Uscirà dal carcere Giovanni Sutera, il sessantenne di origine siciliana, condannato all’ergastolo per l’omicidio di un gioielliere fiorentino e di quello della 17enne Graziella Campagna, uccisa dalla mafia a Villafranca Tirrena nel 1985.
Graziella Campagna venne uccisa perché trovò un’agendina nella giacca di un mafioso, Gerlando Alberti Jr, che era andato a portare a lavare i suoi vestiti nella lavanderia in cui la ragazza lavorava.
Forse Graziella lesse qualcosa, forse ne parlò con qualcuno. Pochi giorni dopo, mentre aspettava il bus alla fermata, a fine turno di lavoro, venne prelevata e infilata in una macchina, portata in una cava fuori Messina e freddata a colpi di pistola. Il corpo venne ritrovato due giorni dopo. Alberti, era un boss mafioso di cui Sutera, che si è sempre dichiarato innocente, sarebbe stato braccio destro.
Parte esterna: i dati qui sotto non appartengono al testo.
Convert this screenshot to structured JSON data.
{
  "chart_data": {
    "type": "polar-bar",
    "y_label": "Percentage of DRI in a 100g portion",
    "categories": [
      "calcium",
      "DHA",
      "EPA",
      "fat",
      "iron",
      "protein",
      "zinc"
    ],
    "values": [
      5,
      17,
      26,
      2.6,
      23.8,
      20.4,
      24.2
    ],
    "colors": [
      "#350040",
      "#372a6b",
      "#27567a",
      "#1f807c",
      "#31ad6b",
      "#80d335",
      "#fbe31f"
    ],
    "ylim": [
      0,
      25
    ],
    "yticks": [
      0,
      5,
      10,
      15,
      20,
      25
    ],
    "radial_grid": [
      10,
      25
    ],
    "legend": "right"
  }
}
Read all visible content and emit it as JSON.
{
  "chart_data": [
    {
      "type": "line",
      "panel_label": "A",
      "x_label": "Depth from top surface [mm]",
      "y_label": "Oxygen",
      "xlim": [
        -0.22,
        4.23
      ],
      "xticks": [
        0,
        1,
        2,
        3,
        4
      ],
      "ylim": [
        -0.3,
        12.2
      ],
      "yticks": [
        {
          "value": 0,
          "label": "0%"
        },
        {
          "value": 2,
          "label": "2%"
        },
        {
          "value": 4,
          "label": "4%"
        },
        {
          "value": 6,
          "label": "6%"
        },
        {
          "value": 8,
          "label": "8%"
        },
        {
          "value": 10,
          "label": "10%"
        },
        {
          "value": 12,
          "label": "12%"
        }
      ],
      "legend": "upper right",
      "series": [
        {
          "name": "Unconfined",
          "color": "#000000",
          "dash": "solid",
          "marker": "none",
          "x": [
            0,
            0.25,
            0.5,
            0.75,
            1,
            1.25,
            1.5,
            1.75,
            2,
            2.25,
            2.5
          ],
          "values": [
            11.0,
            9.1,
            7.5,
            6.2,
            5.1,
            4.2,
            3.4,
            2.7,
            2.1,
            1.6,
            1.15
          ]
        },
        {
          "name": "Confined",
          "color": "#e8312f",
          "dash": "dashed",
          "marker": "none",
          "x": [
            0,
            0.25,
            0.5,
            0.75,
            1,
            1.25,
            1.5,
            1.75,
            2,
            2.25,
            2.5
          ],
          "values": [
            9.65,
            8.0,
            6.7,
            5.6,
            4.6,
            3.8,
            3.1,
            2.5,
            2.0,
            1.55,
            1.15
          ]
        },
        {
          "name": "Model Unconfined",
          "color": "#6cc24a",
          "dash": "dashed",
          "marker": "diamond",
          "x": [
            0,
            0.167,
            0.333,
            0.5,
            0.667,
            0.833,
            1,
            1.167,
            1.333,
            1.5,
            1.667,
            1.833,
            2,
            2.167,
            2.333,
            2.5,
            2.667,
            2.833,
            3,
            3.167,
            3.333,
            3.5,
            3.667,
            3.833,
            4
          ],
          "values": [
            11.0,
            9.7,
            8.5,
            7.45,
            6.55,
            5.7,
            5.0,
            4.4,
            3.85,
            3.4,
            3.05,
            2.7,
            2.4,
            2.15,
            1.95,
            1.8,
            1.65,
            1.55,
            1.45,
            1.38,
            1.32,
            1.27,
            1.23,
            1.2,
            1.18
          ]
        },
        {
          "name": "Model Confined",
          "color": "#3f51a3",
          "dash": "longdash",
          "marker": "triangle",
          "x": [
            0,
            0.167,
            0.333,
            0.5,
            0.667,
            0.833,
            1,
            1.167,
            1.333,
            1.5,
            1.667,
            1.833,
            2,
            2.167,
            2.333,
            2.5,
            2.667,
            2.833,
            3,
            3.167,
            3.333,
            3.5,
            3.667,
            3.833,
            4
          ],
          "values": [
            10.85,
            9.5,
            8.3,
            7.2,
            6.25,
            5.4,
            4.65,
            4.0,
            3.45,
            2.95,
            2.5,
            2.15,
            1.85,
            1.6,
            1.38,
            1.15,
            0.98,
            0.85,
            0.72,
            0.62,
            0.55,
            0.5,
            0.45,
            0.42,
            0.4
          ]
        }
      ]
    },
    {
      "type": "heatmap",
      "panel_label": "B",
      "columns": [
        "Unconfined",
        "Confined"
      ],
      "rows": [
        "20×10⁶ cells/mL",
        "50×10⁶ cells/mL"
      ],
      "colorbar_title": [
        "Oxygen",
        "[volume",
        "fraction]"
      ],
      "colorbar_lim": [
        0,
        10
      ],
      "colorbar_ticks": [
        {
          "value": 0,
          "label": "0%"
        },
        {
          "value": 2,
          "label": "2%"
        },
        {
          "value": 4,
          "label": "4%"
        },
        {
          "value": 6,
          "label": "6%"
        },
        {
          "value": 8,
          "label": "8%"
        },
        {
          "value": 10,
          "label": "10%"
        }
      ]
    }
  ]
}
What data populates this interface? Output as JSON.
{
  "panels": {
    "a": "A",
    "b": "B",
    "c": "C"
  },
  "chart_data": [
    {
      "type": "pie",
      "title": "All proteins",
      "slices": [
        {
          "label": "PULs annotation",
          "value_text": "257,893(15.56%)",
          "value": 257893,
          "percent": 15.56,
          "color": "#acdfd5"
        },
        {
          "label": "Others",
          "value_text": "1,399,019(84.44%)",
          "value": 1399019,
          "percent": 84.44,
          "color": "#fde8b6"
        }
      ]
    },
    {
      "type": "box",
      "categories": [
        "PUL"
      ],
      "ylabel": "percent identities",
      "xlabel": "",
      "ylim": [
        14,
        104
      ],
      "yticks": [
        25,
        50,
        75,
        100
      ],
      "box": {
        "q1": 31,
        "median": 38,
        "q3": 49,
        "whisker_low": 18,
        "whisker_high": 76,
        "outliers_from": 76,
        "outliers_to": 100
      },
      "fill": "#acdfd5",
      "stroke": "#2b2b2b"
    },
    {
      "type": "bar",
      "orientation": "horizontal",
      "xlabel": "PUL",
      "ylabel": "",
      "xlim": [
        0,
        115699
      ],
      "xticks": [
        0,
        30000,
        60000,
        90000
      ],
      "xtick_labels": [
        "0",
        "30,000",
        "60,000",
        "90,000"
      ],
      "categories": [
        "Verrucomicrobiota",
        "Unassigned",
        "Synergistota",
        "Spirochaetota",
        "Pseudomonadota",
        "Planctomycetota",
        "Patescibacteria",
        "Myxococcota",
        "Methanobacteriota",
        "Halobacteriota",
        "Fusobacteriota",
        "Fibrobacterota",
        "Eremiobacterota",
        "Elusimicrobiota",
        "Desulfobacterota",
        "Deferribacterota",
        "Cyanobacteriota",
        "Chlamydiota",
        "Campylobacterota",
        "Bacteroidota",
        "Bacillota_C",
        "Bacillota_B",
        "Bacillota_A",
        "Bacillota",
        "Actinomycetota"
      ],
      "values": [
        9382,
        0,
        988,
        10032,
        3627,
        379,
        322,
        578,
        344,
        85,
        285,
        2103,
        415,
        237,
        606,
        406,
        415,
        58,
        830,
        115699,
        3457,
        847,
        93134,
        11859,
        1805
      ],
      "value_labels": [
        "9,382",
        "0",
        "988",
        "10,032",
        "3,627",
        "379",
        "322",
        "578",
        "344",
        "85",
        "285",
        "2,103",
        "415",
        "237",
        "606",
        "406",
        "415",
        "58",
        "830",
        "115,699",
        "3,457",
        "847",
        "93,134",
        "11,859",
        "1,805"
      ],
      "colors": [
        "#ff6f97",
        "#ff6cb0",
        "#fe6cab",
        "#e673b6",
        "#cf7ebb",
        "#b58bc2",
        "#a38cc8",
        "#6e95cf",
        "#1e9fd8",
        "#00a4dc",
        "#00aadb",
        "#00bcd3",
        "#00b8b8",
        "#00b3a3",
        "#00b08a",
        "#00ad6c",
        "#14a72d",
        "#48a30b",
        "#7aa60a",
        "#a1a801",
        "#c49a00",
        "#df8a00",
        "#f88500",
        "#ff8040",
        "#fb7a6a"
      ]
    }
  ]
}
La condanna all’ergastolo per i due divenne definitiva nel 2009 (dopo 24 anni di vicenda processuale macchiata da depistaggi e coperture istituzionali).
Poi, lasciato il carcere nel 2015, godendo del regime di libertà condizionale, Sutera aprì un bar a Firenze e nel 2018 venne arrestato in un’inchiesta su un presunto traffico internazionale di stupefacenti.
Dopo due anni fu però assolto dall’accusa.
Adesso Sutera ha chiesto e ottenuto la semilibertà. Durante la giornata il sessantenne potrà uscire dal carcere per andare a fare volontariato presso un’associazione di Firenze che fornisce assistenza agli anziani, mentre la sera dovrà tornare in cella.
“Questo Stato facendo così spinge le persone a farsi giustizia da sé, non a rivolgersi alla legge. Se le persone si rendono conto che non è possibile ottenere giustizia si sentono impotenti. Non mi sento rappresentato da questo Stato”. A dirlo è Pietro Campagna, fratello di Graziella, poco dopo aver appreso la notizia.
Fu proprio il fratello a riconoscere il corpo della 17enne che era scomparsa il 12 dicembre. Il cadavere venne ritrovato dopo due giorni a Forte Campone, vicino a Villafranca Tirrena,
Aveva solo 17 anni. La sua unica colpa era quella di essere stata testimone involontaria della scoperta di una falsa identità di un latitante. Con la sua uccisione la mafia dimostrò di potere uccidere senza guardare in faccia nessuno, di non avere più, come si diceva un tempo, codici d’onore e regole per cui non si uccidevano le donne e i bambini.
“Mi vergogno di essere italiano, hanno ucciso un’altra volta mia sorella”, ha concluso il fratello Pietro.